Temmuz 2020'de sonuçları yayımlanan ve meyve sinekleri üzerinde yapılan çalışmalar, mifepristonun çiftleşmiş dişi sineklerde bulunan cinsiyet peptidi adında bir molekülü bloke ettiği gösterdi. Cinsiyet peptidi, erkek sineklerin bazılarında bulunup çiftleşme esnasında dişi sineğe aktarılır. Dişi sineğe geçen peptidin, birtakım metabolik değişiklikler yaparak dişiyi inflamasyona (yangı) açık hale getirdiği ve bağışıklık sistemini baskıladığı fark edildi. Yapılan çalışmalar aynı zamanda bu peptidin bulunduğu dişi sineğin yaşam beklentisinin %51 azaldığını gösterdi. Ömürleri kısalan bu sineklere mifepriston verildiğinde ise yaşam beklentilerinin %106 arttığı görüldü. Aynı çalışma solucanlar üzerinde yapıldığında da benzer sonuçlar verdi.
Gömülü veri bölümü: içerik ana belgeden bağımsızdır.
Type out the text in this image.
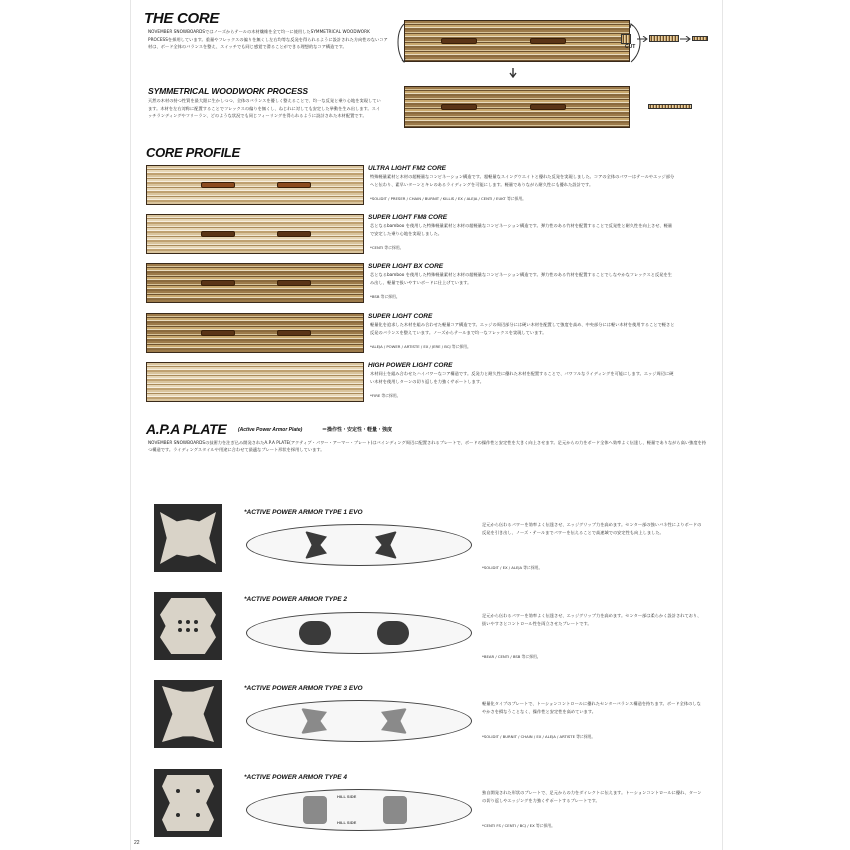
THE CORE
NOVEMBER SNOWBOARDSではノーズからテールの木材繊維を全て均一に使用したSYMMETRICAL WOODWORK PROCESSを採用しています。重量やフレックスの偏りを無くし左右均等な反発を得られるように設計された方向性のないコア材は、ボード全体のバランスを整え、スイッチでも同じ感覚で滑ることができる理想的なコア構造です。	CUT
SYMMETRICAL WOODWORK PROCESS
天然の木材の持つ性質を最大限に生かしつつ、全体のバランスを優しく整えることで、均一な反発と乗り心地を実現しています。木材を左右対称に配置することでフレックスの偏りを無くし、ねじれに対しても安定した挙動を生み出します。スイッチランディングやフリーラン、どのような状況でも同じフィーリングを得られるように設計された木材配置です。
CORE PROFILE
ULTRA LIGHT FM2 CORE
特殊軽量素材と木材の超軽量なコンビネーション構造です。超軽量なスイングウエイトと優れた反発を実現しました。コアの全体のパワーはテールやエッジ部分へと伝わり、素早いターンとキレのあるライディングを可能にします。軽量でありながら耐久性にも優れた設計です。
*SOLIDIT / PRESER / CHAIN / BURNIT / KILLIS / EX / ALEJA / CENTI / EUKT 等に採用。
SUPER LIGHT FM8 CORE
芯となるbamboo を使用した特殊軽量素材と木材の超軽量なコンビネーション構造です。弾力性のある竹材を配置することで反発性と耐久性を向上させ、軽量で安定した乗り心地を実現しました。
*CENTI 等に採用。
SUPER LIGHT BX CORE
芯となるbamboo を使用した特殊軽量素材と木材の超軽量なコンビネーション構造です。弾力性のある竹材を配置することでしなやかなフレックスと反発を生み出し、軽量で扱いやすいボードに仕上げています。
*BSB 等に採用。
SUPER LIGHT CORE
軽量化を追求した木材を組み合わせた軽量コア構造です。エッジの周辺部分には硬い木材を配置して強度を高め、中央部分には軽い木材を使用することで軽さと反発のバランスを整えています。ノーズからテールまで均一なフレックスを実現しています。
*ALEJA / POWER / ARTISTE / EX / JERE / BCJ 等に採用。
HIGH POWER LIGHT CORE
木材同士を組み合わせたハイパワーなコア構造です。反発力と耐久性に優れた木材を配置することで、パワフルなライディングを可能にします。エッジ周辺に硬い木材を使用しターンの切り返しを力強くサポートします。
*FIRE 等に採用。
A.P.A PLATE (Active Power Armor Plate)	＝操作性・安定性・軽量・強度
NOVEMBER SNOWBOARDSの技術力を注ぎ込み開発されたA.P.A PLATE(アクティブ・パワー・アーマー・プレート)はバインディング周辺に配置されるプレートで、ボードの操作性と安定性を大きく向上させます。足元からの力をボード全体へ効率よく伝達し、軽量でありながら高い強度を持つ構造です。ライディングスタイルや用途に合わせて最適なプレート形状を採用しています。
*ACTIVE POWER ARMOR TYPE 1 EVO
足元から伝わるパワーを効率よく伝達させ、エッジグリップ力を高めます。センター部の強いバネ性によりボードの反発を引き出し、ノーズ・テールまでパワーを伝えることで高速域での安定性も向上しました。
*SOLIDIT / EX / ALEJA 等に採用。
*ACTIVE POWER ARMOR TYPE 2
足元から伝わるパワーを効率よく伝達させ、エッジグリップ力を高めます。センター部は柔らかく設計されており、扱いやすさとコントロール性を両立させたプレートです。
*BEAR / CENTI / BSB 等に採用。
*ACTIVE POWER ARMOR TYPE 3 EVO
軽量化タイプのプレートで、トーションコントロールに優れたセンターバランス構造を持ちます。ボード全体のしなやかさを損なうことなく、操作性と安定性を高めています。
*SOLIDIT / BURNIT / CHAIN / EX / ALEJA / ARTISTE 等に採用。
*ACTIVE POWER ARMOR TYPE 4
HILL SIDE
HILL SIDE
独自開発された形状のプレートで、足元からの力をダイレクトに伝えます。トーションコントロールに優れ、ターンの切り返しやエッジングを力強くサポートするプレートです。
*CENTI FS / CENTI / BCJ / EX 等に採用。
22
İlacın, denediği dişi hayvanlarda ömrü uzatmasının sebebi araştırıldığında etki mekanizması tam aydınlatılamamış, fakat birçok değişikliğe neden olduğu fark edilmiştir. Bu değişikliklerin temelinde jüvenil hormonun yattığı görülmüş. Bu normalde, sineklerin ömürleri boyunca gelişimlerini düzenleyen bir hormondur. Canlıda cinsiyet peptidi varlığında ise jüvenil hormonun kontrol ettiği mekanizmalar kontrolden çıkarak hızlanır. Bu hızlanma canlının enerji ihtiyacını arttırırken aynı zamanda vücutta inflamasyon oluşumuna ortam hazırlar; bakterilere / enfeksiyonlara karşı savunmasız hale getirir. Mifepriston ise bu sistemlerin normal dengesine dönmesini ve sineklerin daha uzun yaşamalarını sağlayabilir gözüküyor.

Her ne kadar solucanlar ve meyve sinekleri bizlere uzak canlılar olsa da onlardaki bu mekanizma insanlar da dahil olmak üzere birçok canlı için önemli ilerlemelere yelken açmamıza yardımcı olabilir. Bu yüzden bu ilacın etkilerininin ve yaşlanma mekanizmalarının daha net aydınlatılmasının insan yaşamına katkısı olabilir.